I really was. My earlier excitement at seeing potential mining operations came to the fore now. In a desolate wasteland, as alone as a man could possibly be, I was stuck with a twatwaffle like Tim Breakiron. I needed others around me. I was a family man deep down, contrary to what Ewey had said about me breaking hearts. I sort of envied Mahalia with her built-in family. That’s what I had had with my club. A patched member was never alone. Now I was. Running the mining op would give me something to do while I waited for the Russian ladies to arrive.

CHAPTER FOUR

GIDEON

M
y bottle was
empty, so I chucked it in the dumpster with a loud, dull thud and headed for my room to get my room key. I’d seen a bar named the High Dive up on Crosstown Street. I could easily walk to it. I thought I’d knock back a few more, maybe meet some locals. I’d seen a few hippies walking around, and some rough types like me. Bikers, hunters, ranchers. Avalanche seemed to have been a thriving community twenty years ago when Allred Lee Chiles moved in with his congregation, building temples, schools, and weird houses to fit lots of women. Somehow he’d either sucked all the life out of the town, or scared everyone off.

But I rummaged around a few seconds too long, and Breakiron was all over me.

“Going to check out that bar? Yeah, sounds good. I’m bored out of my skull. Read every last boob magazine at that liquor store. Hey, I saw some Morbots inside the gate giving me the eye.”

“Oh yeah?” I asked tiredly. I was starting work tomorrow, but I didn’t want to tell Breakiron. Who needed the extra drama? “I’ll bet they’ve never seen the likes of you. Move. I need to lock the door.”

“Do you know what that whackjob’s sermon is going to be next Sunday? I saw it on a flier. ‘I Know Who Has TV!’ You fucking heard right, man. He’s going to point fingers and list some scorecard he keeps on who the fuck’s got a satellite dish.”

“Truly and utterly whacked,” I agreed. I did agree. Who wouldn’t? A man’s right to watch football and boob movies was one of his unalienable rights.

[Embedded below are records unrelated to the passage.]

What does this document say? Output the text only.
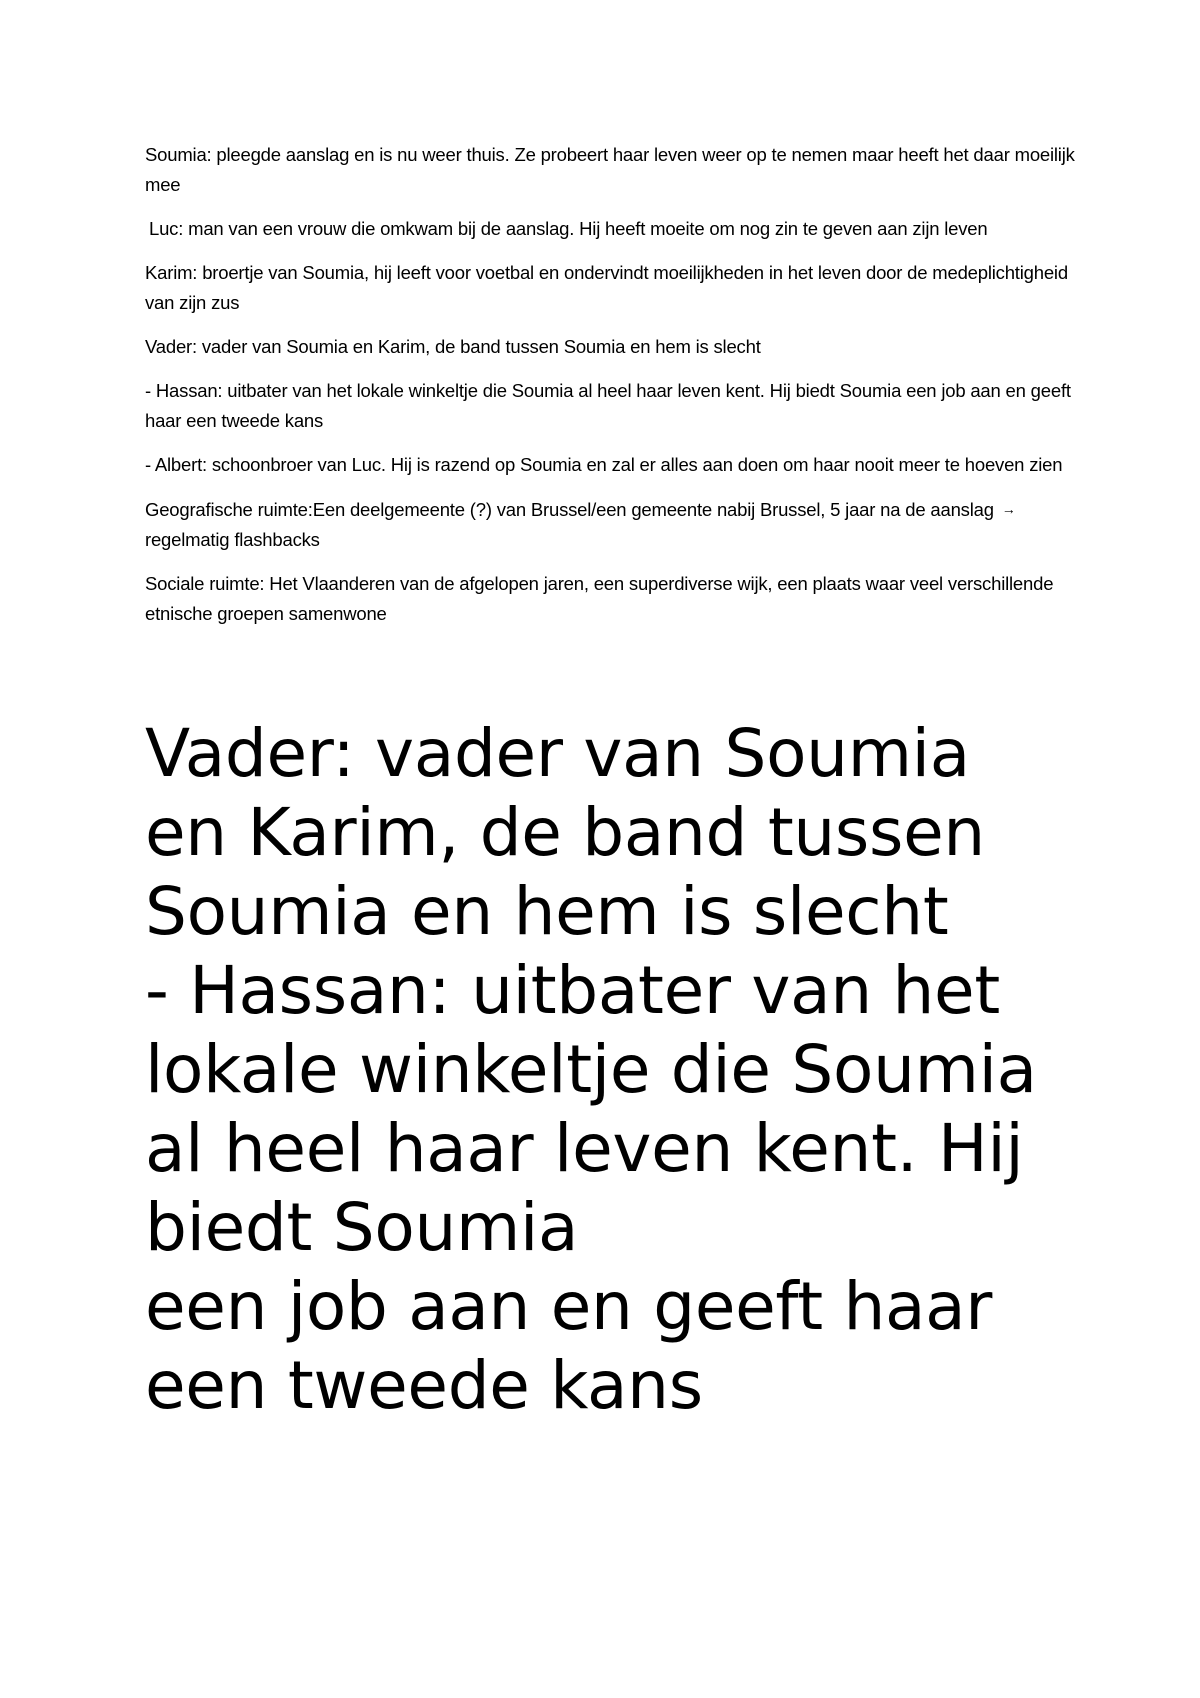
Soumia: pleegde aanslag en is nu weer thuis. Ze probeert haar leven weer op te nemen maar heeft het daar moeilijk mee

Luc: man van een vrouw die omkwam bij de aanslag. Hij heeft moeite om nog zin te geven aan zijn leven

Karim: broertje van Soumia, hij leeft voor voetbal en ondervindt moeilijkheden in het leven door de medeplichtigheid van zijn zus

Vader: vader van Soumia en Karim, de band tussen Soumia en hem is slecht

- Hassan: uitbater van het lokale winkeltje die Soumia al heel haar leven kent. Hij biedt Soumia een job aan en geeft haar een tweede kans

- Albert: schoonbroer van Luc. Hij is razend op Soumia en zal er alles aan doen om haar nooit meer te hoeven zien

Geografische ruimte:Een deelgemeente (?) van Brussel/een gemeente nabij Brussel, 5 jaar na de aanslag →regelmatig flashbacks

Sociale ruimte: Het Vlaanderen van de afgelopen jaren, een superdiverse wijk, een plaats waar veel verschillende etnische groepen samenwone

Vader: vader van Soumia
en Karim, de band tussen
Soumia en hem is slecht
- Hassan: uitbater van het
lokale winkeltje die Soumia
al heel haar leven kent. Hij
biedt Soumia
een job aan en geeft haar
een tweede kans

“It’s like having the Taliban right down the street. You were in Afghanistan, weren’t you?”

“Yup.”

“You must hate the Taliban.”

“Sure do. They killed some friends of mine.”

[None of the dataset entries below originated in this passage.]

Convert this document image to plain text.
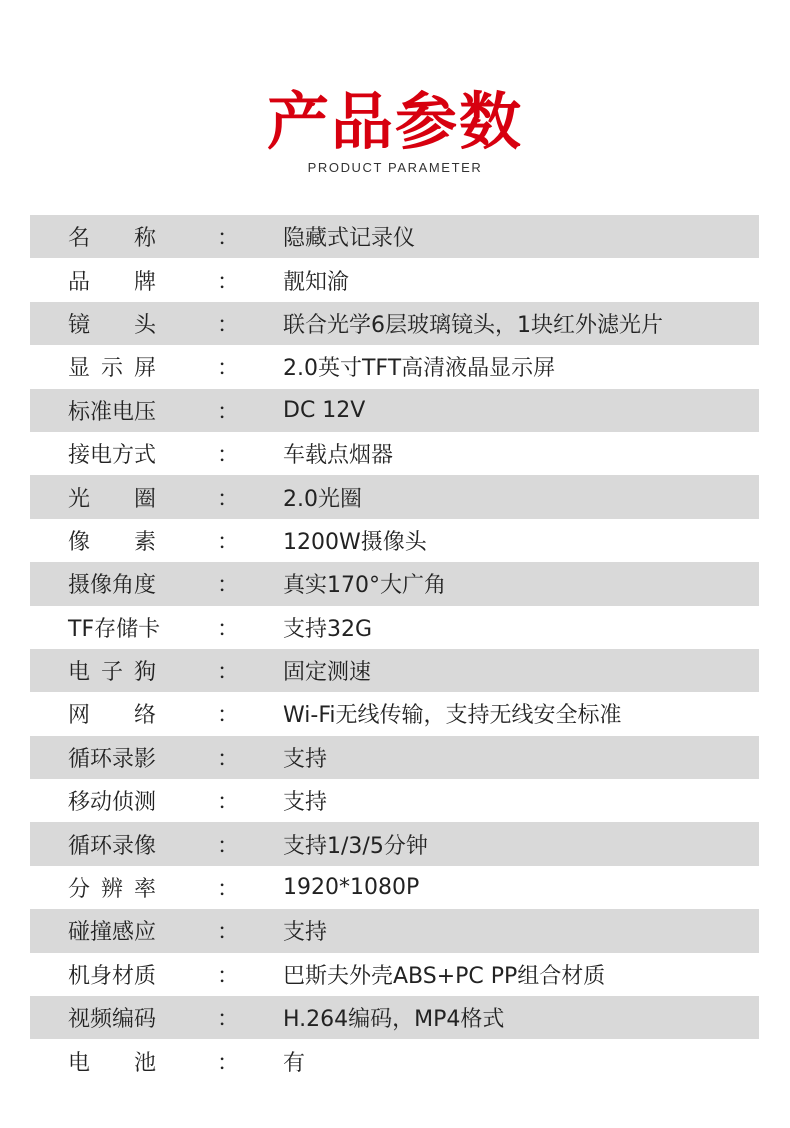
产品参数
PRODUCT PARAMETER
名 称	： 隐藏式记录仪
品 牌	： 靓知渝
镜 头	： 联合光学6层玻璃镜头，1块红外滤光片
显 示 屏	： 2.0英寸TFT高清液晶显示屏
标准电压	： DC 12V
接电方式	： 车载点烟器
光 圈	： 2.0光圈
像 素	： 1200W摄像头
摄像角度	： 真实170°大广角
TF存储卡	： 支持32G
电 子 狗	： 固定测速
网 络	： Wi-Fi无线传输，支持无线安全标准
循环录影	： 支持
移动侦测	： 支持
循环录像	： 支持1/3/5分钟
分 辨 率	： 1920*1080P
碰撞感应	： 支持
机身材质	： 巴斯夫外壳ABS+PC PP组合材质
视频编码	： H.264编码，MP4格式
电 池	： 有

I didn’t want to think about that. I didn’t see the Church of Good Fortune quite on the same level as the Taliban, yet. I nodded at the disheveled, dusty kid who cowered behind an old phone booth. He was rooting through a plastic bag of some garbage or other, and his dark chestnut eyes dilated when he realized he’d been caught. He wore one of those nylon windbreakers in brightly colored blocks that were popular about twenty years ago—like this town.

“Hey, who was that lady following you down the street? Inside the gates, I mean.”

Abruptly I stopped thinking about the starving kid. “Lady?”

“Yeah. She was dressed different from the rest, if you can call a thousand gunnysack dresses different. Hers was red.”

Mahalia!
I stopped walking. “What the fuck, Breakiron? You mean when we got there and were fighting?”

“No, later. I rode away, but parked behind some cray-cray bookmaking business—”

I frowned. “They gamble?”

“No, I mean serious bookmaking, like, churning out books to read. Only, they were all religious.”